Search code examples
regexpandasdataframeextracttext-manipulation

Replace empty values based on part of the text from another variable in Pandas dataframe, using filter and regex expression


I want to replace empty values with part of the text I find in another variable in Pandas. To achieve this, I need to make use of a regex expression to extract the exact text value I want transferred, but also apply a filter so that only those rows that have no value from begin with will be subject to change.

In SAS this is straight forward, but I am struggling doing the same in Python/pandas.

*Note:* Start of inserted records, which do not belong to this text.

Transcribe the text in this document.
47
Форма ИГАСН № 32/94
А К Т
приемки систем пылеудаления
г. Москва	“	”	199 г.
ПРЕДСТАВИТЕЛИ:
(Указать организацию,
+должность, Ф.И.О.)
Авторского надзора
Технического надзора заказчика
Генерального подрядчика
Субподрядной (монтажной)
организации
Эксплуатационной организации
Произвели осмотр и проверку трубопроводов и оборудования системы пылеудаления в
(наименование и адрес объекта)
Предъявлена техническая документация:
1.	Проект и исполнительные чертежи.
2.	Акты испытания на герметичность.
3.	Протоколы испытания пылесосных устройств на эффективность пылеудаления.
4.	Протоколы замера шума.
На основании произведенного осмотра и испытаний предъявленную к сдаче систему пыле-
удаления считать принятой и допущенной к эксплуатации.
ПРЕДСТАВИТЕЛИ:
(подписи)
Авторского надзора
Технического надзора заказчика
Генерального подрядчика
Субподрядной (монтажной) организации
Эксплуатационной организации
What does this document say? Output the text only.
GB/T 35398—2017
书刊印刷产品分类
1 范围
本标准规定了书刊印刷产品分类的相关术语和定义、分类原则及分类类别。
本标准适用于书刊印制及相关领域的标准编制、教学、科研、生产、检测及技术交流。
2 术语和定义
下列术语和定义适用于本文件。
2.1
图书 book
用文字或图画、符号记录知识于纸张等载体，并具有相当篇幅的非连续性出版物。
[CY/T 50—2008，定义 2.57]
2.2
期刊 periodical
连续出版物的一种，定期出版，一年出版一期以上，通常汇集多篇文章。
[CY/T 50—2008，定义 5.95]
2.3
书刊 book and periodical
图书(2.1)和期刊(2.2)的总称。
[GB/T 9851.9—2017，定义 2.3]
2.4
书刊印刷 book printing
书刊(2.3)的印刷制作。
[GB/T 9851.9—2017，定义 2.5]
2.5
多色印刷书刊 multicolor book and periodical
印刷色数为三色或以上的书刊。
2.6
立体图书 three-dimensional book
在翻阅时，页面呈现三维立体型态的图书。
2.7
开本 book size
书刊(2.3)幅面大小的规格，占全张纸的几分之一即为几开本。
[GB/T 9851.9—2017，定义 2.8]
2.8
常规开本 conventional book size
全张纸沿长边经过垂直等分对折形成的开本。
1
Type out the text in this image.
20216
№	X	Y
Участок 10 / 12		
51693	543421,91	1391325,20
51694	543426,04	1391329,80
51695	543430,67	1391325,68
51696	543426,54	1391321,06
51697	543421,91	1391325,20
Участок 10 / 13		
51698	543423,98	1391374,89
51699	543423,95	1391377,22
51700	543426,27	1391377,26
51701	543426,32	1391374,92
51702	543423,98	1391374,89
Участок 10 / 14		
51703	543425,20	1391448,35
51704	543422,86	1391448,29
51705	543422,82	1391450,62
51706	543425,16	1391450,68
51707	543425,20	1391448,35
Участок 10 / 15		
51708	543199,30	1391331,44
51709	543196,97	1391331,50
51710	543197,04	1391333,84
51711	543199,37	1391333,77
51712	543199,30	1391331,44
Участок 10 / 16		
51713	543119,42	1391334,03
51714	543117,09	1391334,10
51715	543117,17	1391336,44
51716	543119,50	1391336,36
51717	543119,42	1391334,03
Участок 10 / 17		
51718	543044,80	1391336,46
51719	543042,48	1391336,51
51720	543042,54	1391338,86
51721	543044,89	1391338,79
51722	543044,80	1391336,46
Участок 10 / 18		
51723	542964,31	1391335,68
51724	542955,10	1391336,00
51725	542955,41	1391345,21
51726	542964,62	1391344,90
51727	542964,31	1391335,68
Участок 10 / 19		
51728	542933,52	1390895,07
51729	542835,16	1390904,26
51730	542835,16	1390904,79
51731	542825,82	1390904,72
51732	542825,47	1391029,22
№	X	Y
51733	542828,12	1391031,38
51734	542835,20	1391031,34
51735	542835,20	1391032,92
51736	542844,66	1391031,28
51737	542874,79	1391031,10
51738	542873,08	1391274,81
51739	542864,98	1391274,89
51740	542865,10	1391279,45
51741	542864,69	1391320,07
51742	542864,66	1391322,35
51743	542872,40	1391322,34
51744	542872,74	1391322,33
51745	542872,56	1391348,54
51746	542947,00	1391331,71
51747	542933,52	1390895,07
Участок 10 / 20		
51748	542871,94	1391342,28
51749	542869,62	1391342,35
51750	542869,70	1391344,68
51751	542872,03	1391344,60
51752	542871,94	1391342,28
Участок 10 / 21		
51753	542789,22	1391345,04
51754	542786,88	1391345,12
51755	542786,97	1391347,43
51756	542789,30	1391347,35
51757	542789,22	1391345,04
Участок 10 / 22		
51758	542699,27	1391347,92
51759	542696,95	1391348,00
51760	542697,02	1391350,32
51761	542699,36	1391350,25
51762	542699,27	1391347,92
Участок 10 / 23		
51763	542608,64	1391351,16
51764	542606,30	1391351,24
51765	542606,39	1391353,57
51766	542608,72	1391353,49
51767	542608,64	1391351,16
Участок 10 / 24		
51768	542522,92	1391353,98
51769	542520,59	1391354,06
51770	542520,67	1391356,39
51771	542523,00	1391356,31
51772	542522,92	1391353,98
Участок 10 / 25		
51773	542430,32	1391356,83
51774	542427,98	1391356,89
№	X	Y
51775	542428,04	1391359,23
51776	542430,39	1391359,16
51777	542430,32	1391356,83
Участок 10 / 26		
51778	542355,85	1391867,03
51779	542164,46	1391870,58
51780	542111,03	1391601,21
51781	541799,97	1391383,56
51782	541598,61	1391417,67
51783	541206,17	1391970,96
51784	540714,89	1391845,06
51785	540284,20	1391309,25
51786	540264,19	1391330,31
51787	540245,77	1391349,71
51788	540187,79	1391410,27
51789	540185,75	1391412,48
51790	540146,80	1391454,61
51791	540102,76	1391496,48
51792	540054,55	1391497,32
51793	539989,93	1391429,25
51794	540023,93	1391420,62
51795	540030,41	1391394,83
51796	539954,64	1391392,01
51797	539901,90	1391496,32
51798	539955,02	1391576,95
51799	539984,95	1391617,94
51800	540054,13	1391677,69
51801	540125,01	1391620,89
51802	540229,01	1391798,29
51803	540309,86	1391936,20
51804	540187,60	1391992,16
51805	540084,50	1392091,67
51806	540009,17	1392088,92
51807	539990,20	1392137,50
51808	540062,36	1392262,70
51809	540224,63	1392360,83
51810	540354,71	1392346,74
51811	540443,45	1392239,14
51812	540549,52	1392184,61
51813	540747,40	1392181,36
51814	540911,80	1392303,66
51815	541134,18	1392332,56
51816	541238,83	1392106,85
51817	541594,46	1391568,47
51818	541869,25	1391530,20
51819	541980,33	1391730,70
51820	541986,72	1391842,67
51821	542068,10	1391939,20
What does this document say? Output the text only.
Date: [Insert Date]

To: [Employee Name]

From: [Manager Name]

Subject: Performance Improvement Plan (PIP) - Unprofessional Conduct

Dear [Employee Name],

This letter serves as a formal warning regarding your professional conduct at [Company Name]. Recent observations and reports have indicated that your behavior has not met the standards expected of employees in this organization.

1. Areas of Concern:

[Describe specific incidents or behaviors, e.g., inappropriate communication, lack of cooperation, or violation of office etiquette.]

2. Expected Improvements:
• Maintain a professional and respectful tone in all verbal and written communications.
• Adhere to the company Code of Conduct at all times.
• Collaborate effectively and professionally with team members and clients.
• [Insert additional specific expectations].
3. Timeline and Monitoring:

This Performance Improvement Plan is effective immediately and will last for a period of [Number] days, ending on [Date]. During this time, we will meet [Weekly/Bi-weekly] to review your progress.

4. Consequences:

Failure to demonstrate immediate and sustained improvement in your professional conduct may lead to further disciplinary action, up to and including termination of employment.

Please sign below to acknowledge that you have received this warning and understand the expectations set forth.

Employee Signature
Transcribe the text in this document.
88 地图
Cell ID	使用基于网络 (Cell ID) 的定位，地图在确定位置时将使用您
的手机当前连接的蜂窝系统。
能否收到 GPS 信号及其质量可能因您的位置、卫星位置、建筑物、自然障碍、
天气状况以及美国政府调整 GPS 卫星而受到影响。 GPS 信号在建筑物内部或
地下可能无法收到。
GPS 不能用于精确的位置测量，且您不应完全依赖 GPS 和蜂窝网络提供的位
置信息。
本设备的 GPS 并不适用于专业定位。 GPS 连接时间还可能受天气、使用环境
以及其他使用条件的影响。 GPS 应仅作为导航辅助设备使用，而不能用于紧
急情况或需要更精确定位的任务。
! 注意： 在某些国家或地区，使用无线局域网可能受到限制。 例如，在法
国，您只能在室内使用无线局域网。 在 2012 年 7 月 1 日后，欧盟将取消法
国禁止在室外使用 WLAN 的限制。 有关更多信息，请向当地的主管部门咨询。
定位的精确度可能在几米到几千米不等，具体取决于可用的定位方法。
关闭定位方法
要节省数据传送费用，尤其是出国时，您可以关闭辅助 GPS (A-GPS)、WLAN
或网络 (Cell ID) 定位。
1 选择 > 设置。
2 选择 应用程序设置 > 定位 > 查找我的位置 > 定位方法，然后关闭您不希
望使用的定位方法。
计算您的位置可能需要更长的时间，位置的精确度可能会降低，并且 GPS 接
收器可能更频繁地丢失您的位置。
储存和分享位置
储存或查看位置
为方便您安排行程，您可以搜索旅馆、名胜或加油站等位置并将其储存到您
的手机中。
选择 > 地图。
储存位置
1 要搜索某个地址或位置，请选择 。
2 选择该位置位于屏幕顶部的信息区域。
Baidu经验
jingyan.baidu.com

The example below is a simplified version of my problem. Specifically, I need to replace any empty values for the variable Mount with part of the text in the variable Lens that is preceded by the word, “til” (means “for” in English), in this example, second row, the word “Canon”. If Mount is not missing for a particular row, then nothing happens (as can be seen in first row).

I have come up with a self-constructed solution below that sort of works, but feel there is a more efficient way to do it. Especially this temporary variable Mount_tmp seems unnecessary. Any thoughts and ideas to improve my code would be appreciated. Thanks.

data = {'Lens': ['Canon EF 50mm f/1.8 STM', 'Zeiss Planar T* 85mm f/1.4 til Canon'],
   'Mount': ['Canon E', np.nan]}

frame = pd.DataFrame(data)

#Generate temporary variable
frame['Mount_tmp'] = frame['Lens'].str.extract(r'til (\w+\s*\w*)')

#Replace empty data in variable Mount with existing data from Mount_tmp
filt = frame['Mount'].isnull()
frame.loc[filt, 'Mount'] = frame.loc[filt, 'Mount_tmp']
frame.drop('Mount_tmp', axis=1, inplace=True)

Solution

  • Try:

    mask = frame.Mount.isna()
    frame.loc[mask, "Mount"] = frame.loc[mask, "Lens"].str.extract(r"til\s+(.*)")[0]
    print(frame)
    

    Prins:

                                       Lens    Mount
    0               Canon EF 50mm f/1.8 STM  Canon E
    1  Zeiss Planar T* 85mm f/1.4 til Canon    Canon